The DFR for the expansion project, prepared by an international consultant, is presently under evaluation.

On the proposed LNG terminal at Ennore, Mr.Mohan said the Centre had no plans to develop any `marketing plan' to market the LNG imports as importers could choose their own customers.

However, if the importers of LNG were interested, they could tie up with the Gas Authority of India Limited (GAIL) for marketing the gas.

Further, the proposal to put in place a "suitable regulatory framework" for the natural gas/LNG sector in the Country was currently being examined by the Ministry of Petroleum and Natural Gas, Mr. Mohan said.

Regarding projects for tapping methane from the lignite bed at Mannargudi, the Centre has initiated action through the Directorate General of Hydrocarbons (DGH) to collect methane- related date from there.

The job has been entrusted to the Mineral Exploration Corporation Limited (MECL), a GOI agency, to drill a new well at a favourable geological location in Mannargudi area. The ONGC was also continuing its exploration in the Cauvery Basin and in Ramanathapuram area.

As a result of the exploration, ONGC has been able to establish "production of oil @ 0.375 million tonnes per year and gas production @ 0.4 million cubic metres per day as on 1.1.2000", he said, quoting Ministerial figures.

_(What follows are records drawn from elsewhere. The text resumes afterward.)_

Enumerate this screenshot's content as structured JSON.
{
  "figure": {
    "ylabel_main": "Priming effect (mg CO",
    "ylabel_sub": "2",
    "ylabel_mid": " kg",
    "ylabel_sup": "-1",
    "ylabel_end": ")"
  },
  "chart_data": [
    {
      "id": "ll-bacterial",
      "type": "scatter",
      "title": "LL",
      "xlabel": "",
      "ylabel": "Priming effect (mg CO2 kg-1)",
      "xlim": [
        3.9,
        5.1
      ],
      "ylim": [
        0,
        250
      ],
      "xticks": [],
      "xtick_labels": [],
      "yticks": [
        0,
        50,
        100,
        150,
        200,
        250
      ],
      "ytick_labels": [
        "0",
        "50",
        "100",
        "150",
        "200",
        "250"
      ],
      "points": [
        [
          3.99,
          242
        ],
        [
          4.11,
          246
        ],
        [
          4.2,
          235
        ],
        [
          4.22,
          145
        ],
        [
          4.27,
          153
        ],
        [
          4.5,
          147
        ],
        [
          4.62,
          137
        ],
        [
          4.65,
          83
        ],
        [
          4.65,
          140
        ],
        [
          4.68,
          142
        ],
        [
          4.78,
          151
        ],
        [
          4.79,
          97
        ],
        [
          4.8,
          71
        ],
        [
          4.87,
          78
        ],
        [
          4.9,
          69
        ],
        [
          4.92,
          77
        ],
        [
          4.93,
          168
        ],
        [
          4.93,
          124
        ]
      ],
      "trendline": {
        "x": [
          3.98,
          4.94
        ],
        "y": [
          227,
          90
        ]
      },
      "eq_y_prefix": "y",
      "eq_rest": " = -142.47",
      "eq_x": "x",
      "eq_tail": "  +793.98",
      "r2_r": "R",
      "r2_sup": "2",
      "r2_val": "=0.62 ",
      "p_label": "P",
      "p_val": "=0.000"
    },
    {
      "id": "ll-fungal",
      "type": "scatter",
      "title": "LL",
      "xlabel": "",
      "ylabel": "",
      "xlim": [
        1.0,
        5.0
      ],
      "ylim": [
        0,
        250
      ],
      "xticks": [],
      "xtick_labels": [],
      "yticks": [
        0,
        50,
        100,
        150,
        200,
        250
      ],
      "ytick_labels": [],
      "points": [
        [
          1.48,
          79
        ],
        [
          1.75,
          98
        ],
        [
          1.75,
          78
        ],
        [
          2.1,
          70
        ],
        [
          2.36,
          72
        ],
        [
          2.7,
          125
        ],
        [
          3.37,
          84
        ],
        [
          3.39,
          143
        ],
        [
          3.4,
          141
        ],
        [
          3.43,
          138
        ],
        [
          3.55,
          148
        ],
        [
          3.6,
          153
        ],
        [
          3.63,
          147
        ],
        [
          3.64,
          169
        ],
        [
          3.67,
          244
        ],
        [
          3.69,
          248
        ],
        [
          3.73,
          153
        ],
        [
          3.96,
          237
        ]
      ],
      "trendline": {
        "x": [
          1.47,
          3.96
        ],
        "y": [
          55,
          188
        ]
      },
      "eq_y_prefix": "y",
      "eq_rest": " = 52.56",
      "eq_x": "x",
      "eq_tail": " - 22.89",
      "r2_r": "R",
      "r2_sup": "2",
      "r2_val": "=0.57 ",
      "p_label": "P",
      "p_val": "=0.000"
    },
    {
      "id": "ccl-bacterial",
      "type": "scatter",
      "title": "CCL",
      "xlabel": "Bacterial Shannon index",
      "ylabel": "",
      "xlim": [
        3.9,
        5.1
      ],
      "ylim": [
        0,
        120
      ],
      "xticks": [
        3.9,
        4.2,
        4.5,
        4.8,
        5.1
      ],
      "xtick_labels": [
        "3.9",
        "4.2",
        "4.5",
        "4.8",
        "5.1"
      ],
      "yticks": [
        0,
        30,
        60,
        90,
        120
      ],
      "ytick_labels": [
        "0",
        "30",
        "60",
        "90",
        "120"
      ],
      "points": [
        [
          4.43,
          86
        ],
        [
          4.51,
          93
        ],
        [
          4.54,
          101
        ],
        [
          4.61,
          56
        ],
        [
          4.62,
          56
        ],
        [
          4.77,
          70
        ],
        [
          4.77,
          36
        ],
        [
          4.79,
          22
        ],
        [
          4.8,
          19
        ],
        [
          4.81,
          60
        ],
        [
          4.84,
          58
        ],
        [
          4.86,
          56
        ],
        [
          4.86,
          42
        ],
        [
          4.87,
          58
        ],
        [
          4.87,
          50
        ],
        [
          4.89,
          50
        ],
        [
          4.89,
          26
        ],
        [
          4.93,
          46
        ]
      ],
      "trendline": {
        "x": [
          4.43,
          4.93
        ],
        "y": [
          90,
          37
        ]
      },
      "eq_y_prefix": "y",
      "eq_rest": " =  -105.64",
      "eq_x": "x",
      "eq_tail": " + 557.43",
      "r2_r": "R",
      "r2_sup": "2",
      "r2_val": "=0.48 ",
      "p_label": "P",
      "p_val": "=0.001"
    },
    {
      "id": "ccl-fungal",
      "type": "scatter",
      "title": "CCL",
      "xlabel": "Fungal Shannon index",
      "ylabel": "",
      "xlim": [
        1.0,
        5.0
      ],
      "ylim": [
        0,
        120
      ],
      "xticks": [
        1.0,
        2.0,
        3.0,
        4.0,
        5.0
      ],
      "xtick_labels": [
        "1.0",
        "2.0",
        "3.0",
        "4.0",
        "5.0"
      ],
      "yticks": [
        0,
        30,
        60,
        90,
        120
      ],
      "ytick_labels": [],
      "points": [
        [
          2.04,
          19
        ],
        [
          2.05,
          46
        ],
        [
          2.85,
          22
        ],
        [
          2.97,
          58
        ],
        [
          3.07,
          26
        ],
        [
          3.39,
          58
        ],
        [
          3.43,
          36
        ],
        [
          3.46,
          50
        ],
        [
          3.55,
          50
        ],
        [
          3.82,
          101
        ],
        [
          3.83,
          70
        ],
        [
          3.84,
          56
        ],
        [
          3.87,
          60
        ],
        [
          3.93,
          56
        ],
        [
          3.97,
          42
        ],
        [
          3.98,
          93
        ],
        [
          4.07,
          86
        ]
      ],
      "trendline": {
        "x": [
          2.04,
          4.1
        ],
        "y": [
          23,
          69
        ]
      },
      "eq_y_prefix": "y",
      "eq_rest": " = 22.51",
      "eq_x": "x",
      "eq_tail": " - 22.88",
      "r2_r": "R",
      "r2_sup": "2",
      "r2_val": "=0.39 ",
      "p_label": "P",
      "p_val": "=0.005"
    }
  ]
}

While the Chennai-Tiruchi-Madurai petro-product pipeline at a cost of Rs.538.70 crores was scheduled to be completed by 31 July 2001, Mr. Mohan said the feasibility of implementing the project was being re-examined in view of the new upcoming Cuddalore Refinery. The product availability from Cuddalore Refinery would also be required to be taken into account.

In July 2009, Ministry of Petroleum and Natural Gas, Government of India gave licence to Great Eastern Energy Corporation Limited to explore and extract coalbed methane for 667 square kilometers in the Mannarkudi block of Thiruvarur district, Tamil Nadu. Subsequently, the state government under Dravida Munnetra Kazhagam Signed a MOU (Memorandum of Understanding) granting the firm rights in researching the presence of methane particles and sighting industrial development in the locality. However on exploration, the company found the presence of methane particles, and the company has a plan to drill 50 core production wells of 150-450 metre deep in the ground. In September 2012, the Union Ministry for Environment and Forests (UMOEF) issued environmental clearance to the project. The farmers and environmentalists staged public protests against the permission for extraction. The state government under Anna Dravida Munnetra Kazhagam suspended the project in 2013. On 10 November 2016, the Union Minister of state for Petroleum and Natural Gas, Dharmendra Pradhan, said that the project has been withdrawn.

In 2009, Oil and Natural Gas Corporation (ONGC) dug a well in Neduvasal, Pudukottai district to explore hydrocarbon in the region. As part of the Government of India's Discovered small fields policy, a contract given to GEM laboratories private limited in December 2016 to extract hydrocarbon for 10 square kilometers in the village. Opposition from the farmers stopped the project in May 2018.

In October 2018, Petroleum minister Dharmendra Pradhan signed agreement with the Vedanta Limited and ONGC to extract hydrocarbon in Nagapattinam and Chidambaram respectively. The farmers in the region opposed the agreement and burnt an effigy of Pradhan.

==Environmental impact and oppositions==
From the time the public become aware of this project, it was fervently opposed by the farmers of Kaveri delta region. Organic farming expert G. Nammalvar was spearheading the opposition until his death due to brief illness in the demonstration field.
Protesters often cite the possibility of harmful and dangerous effects of the project to agriculture and life in the region.

On 15 February 2017, people of Neduvasal started their agitation a day after Cabinet Committee on Economic Affairs approval to extract the fields. The agitation continued for 22 days, after meeting with the Petroleum minister, the Union minister Pon Radhakrishnan assured that "Central government will not force any project against the wishes of the people." In 12 April, the protests resumed after the information that project would be executed. The protests was called off after 174 days following assurance from the district administration.